Anfang 2015 kündigte der französische Entwickler Dontnod (Remember Me, Life Is Strange) an, dass er an einem Action-Rollenspiel über Vampire arbeiten würde – knapp drei Jahre später ist Vampyr für PC, PS4 und Xbox One erhältlich. Und die Vorfreude auf die Blutsauger ist groß: Vielleicht kann das im London des Jahres 1918 spielende Abenteuer ja sogar die große Lücke füllen, die der Klassiker Vampire: Die Maskerade – Bloodlines seit 2004 hinterlassen hat?

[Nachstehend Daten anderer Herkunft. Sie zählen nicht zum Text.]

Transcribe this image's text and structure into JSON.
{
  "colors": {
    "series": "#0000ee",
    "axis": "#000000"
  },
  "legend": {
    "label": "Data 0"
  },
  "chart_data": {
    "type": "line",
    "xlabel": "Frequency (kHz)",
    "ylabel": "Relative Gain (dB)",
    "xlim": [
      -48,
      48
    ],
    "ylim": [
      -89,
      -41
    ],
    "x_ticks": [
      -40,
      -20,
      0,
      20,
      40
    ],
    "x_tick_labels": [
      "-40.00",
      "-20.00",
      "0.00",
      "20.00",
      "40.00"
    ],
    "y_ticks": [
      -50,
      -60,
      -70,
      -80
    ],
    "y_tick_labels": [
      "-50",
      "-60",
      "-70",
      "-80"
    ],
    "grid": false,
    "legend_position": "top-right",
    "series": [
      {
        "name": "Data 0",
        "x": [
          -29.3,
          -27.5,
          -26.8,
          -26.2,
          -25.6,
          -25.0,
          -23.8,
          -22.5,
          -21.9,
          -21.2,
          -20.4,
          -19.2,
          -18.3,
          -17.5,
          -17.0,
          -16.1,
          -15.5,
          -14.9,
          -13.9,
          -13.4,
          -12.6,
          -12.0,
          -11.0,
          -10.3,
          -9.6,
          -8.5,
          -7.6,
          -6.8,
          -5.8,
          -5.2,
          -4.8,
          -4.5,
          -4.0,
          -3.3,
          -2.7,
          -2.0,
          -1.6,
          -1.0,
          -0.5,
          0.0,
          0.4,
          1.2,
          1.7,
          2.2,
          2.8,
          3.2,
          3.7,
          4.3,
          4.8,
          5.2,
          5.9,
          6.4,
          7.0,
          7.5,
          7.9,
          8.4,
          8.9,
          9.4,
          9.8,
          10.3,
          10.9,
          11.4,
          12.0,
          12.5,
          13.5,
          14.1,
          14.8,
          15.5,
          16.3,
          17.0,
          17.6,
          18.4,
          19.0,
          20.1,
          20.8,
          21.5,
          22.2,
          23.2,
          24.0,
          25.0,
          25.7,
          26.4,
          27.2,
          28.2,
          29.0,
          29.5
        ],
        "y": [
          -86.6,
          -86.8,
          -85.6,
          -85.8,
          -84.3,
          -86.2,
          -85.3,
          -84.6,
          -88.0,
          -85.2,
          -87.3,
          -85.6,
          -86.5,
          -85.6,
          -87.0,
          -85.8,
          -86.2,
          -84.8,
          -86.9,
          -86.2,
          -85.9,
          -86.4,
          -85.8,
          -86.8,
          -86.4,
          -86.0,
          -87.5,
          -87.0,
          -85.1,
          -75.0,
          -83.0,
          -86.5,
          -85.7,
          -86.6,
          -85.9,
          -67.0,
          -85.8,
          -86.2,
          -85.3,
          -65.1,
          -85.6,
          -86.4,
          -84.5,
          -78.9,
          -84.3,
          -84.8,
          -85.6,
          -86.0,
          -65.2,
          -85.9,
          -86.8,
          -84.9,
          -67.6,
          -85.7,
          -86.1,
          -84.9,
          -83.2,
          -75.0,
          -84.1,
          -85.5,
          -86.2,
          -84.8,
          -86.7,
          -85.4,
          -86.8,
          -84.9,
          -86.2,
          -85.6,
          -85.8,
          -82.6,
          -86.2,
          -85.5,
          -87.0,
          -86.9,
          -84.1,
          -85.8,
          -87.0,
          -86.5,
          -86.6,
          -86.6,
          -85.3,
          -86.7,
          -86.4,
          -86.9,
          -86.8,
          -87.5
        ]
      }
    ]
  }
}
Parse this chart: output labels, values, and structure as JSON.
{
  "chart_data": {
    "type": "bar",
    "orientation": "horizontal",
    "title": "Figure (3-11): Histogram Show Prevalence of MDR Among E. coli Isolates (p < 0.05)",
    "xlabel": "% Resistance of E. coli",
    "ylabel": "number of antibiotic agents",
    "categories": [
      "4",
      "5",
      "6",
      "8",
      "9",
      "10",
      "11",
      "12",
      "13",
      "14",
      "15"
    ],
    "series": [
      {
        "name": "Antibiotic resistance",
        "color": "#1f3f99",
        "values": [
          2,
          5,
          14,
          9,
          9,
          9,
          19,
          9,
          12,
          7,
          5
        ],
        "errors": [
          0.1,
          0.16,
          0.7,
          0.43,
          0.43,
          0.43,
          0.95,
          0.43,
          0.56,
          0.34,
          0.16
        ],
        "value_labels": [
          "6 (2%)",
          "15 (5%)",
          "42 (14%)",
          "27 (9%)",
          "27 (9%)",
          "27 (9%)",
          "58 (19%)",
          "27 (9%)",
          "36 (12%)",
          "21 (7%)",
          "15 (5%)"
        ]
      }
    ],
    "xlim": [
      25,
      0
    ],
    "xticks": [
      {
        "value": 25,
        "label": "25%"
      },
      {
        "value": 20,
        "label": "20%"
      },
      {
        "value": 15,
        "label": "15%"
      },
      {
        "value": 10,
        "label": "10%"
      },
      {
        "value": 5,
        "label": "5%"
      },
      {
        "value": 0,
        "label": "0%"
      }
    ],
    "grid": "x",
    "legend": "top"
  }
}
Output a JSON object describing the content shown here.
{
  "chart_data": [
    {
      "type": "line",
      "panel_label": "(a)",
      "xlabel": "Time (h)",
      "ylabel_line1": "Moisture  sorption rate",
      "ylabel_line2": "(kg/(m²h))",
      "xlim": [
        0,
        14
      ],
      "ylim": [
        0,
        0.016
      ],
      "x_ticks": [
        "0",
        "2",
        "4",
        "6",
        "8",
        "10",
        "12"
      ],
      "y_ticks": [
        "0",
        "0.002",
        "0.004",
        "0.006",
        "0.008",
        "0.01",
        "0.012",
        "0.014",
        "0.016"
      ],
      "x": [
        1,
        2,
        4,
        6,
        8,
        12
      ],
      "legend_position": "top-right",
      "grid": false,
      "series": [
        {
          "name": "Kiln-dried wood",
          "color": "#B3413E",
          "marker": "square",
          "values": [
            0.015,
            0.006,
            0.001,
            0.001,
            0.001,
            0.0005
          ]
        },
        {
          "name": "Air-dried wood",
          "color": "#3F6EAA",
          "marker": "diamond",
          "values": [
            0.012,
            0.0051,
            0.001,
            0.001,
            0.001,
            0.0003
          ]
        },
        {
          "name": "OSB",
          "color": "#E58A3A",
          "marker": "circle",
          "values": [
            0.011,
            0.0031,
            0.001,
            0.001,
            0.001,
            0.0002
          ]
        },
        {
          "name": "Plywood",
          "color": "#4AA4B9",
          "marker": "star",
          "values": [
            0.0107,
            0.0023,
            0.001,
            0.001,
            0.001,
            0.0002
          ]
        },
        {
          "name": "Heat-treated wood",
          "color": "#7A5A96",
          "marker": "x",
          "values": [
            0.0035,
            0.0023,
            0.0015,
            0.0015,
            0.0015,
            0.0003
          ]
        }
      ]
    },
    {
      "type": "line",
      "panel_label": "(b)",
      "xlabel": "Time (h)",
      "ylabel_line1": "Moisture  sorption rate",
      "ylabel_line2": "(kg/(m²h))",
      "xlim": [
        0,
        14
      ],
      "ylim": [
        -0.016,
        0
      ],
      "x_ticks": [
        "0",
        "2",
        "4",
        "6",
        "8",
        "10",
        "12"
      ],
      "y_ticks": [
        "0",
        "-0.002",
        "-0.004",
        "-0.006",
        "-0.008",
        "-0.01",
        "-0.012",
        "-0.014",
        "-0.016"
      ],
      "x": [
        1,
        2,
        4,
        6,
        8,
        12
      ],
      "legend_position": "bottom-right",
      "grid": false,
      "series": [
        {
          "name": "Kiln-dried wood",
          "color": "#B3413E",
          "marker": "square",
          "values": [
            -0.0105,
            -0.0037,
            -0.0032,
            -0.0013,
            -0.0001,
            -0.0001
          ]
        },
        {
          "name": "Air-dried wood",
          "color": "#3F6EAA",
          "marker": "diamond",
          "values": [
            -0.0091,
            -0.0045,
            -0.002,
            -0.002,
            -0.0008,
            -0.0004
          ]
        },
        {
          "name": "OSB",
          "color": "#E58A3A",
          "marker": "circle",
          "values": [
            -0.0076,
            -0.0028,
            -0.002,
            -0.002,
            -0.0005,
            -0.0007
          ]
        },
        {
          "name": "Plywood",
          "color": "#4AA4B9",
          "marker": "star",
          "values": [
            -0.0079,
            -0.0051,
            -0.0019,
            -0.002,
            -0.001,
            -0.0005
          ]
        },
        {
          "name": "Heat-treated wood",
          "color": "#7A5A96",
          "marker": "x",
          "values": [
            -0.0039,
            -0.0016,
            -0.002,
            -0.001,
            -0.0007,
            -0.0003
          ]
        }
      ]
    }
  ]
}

© Dontnod Studio / Focus Home Interactive

Fragen über Fragen

Einige künstlich wirkende Zufälle werden erklärt, die gespenstisch leeren Gassen sind aufgrund der Seuche verständlich: Es herrscht Quarantäne, es gibt Ausgangssperren und Bürgerwehren ziehen umher, um vermeintliche Vampire zu töten. Die Atmosphäre ist englisch gediegen, aber es riecht bereits nach Verfall und Endzeit. Schön ist auch, dass man seinen Vampirsinn auch mal einsetzen muss, um blutige Spuren zu verfolgen, Opfer zu untersuchen sowie Mörder zu finden – was jedoch immer nach Schema F abläuft, ohne dass man mal selbst nachdenken muss. Trotzdem wird man immer neugieriger. Zum einen hört Jonathan ja diese seltsame Stimme und will natürlich wissen, was er als Vampir für ein Wesen ist – wo kommen sie her, was sind Skals und Ekons? Dontnod hat auch einige klassische Facetten des Vampirmythos recherchiert, aber bindet diese nicht aktiv in die Erzählung ein, sondern archiviert sie als „Sammelobjekte“ irgendwo im Menü, wo man sie bei viel zu kleiner Schrift (es gibt drei Größen, aber selbst die Maximalstufe ist zu mickrig mit Abstand auf großen Fernsehern) lesen soll – schade. Warum kann man nicht mal aus der Lektüre ein Rätsel machen? Oder den lesenden Spieler mit einer Quest oder einer Lösung belohnen? Interessant für Jonathan bleibt natürlich, wer ihn eigentlich erschaffen hat. Diesem Unbekannten schwört er Rache, zumal er ihn für den Tod an seiner Schwester verantwortlich macht.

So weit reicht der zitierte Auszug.